Kızı Nilhan Nur daha 29 günlük bebekken, suikast sonucu yaşamını yitiren Kışlalı'dan geriye, insanı merkeze alan anlayışıyla kaleme aldığı eserleri kaldı.
Aradan geçen yıllara rağmen Kışlalı'nın fikirleri ve Türkiye'nin entelektüel birikim havuzunda yer alan eserleri, toplumun farklı kesimlerinden teveccüh görmeye devam ediyor.
Suikast davası süreciKışlalı suikastına ilişkin soruşturmanın ardından ilk yargılama devlet güvenlik mahkemesinde (DGM) görüldü.
Ahmet Taner Kışlalı, Uğur Mumcu, Muammer Aksoy ve Bahriye Üçok'un öldürülmesi eylemlerinin de arasında bulunduğu çok sayıda olayı kapsayan dava, "Umut Operasyonu" olarak tarihe geçti.
DGM'lerin kapanmasının ardından yargılamaya Ankara 11. Ağır Ceza Mahkemesinde devam edildi.
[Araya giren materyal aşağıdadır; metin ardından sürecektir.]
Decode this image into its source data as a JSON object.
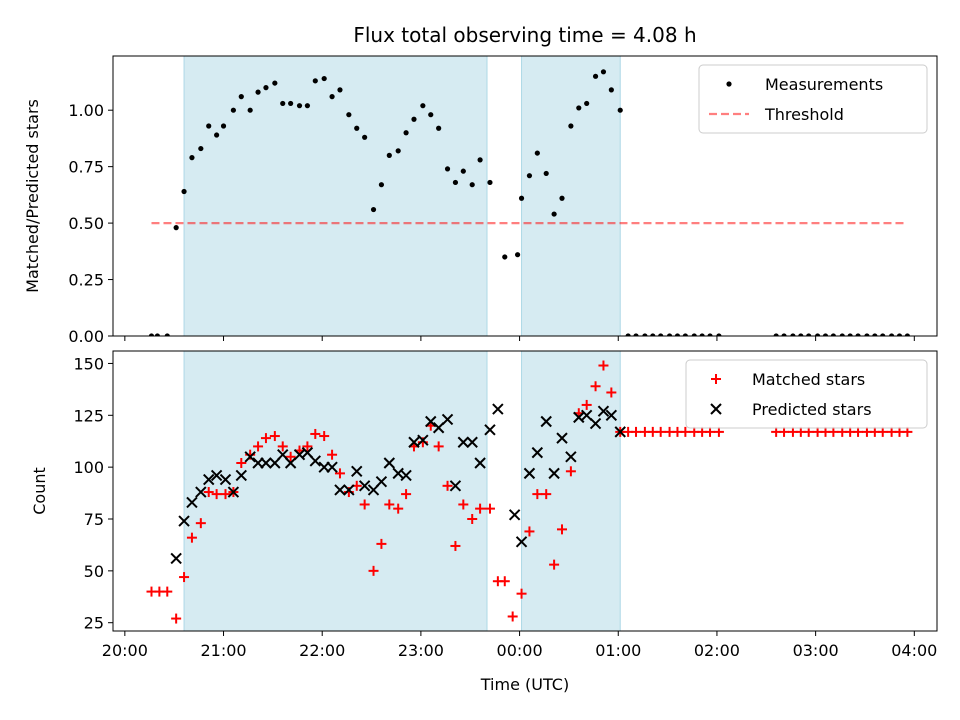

İlk dereceli mahkemenin kararının Yargıtay tarafından bozulmasından sonra tekrar görülen davada, 3 sanık "yasa dışı Tevhid-Selam ve Kudüs Ordusu örgütünü kurmak ve yönetmek" suçundan, 5 sanık ise aynı örgüte üyelikten çeşitli sürelerde hapse mahkum edildi.
Bu kapsamda sanıklardan Mehmet Ali Tekin, Hasan Kılıç ve Ekrem Baytap, "silahlı suç örgütü kurma ve yönetme" eylemlerinden 12 yıl 6'şar ay hapisle cezalandırıldı.
Sanıklar Abdulhamit Çelik, Fatih Aydın, Yusuf Karakuş, Mehmet Şahin ve Recep Aydın'a ise "silahlı suç örgütü üyesi olmak"tan 6 yıl 3'er ay hapis cezası verildi.
Anayasa Mahkemesi, gözaltında tutuldukları tarihlerdeki mevzuatın, gözaltı süresinde avukata erişim imkanı tanımadığı gerekçesiyle sanıklar Recep Aydın, Mehmet Ali Tekin, Hasan Kılıç, Mehmet Şahin ve Yusuf Karakuş'un yeniden yargılanmasına karar verdi.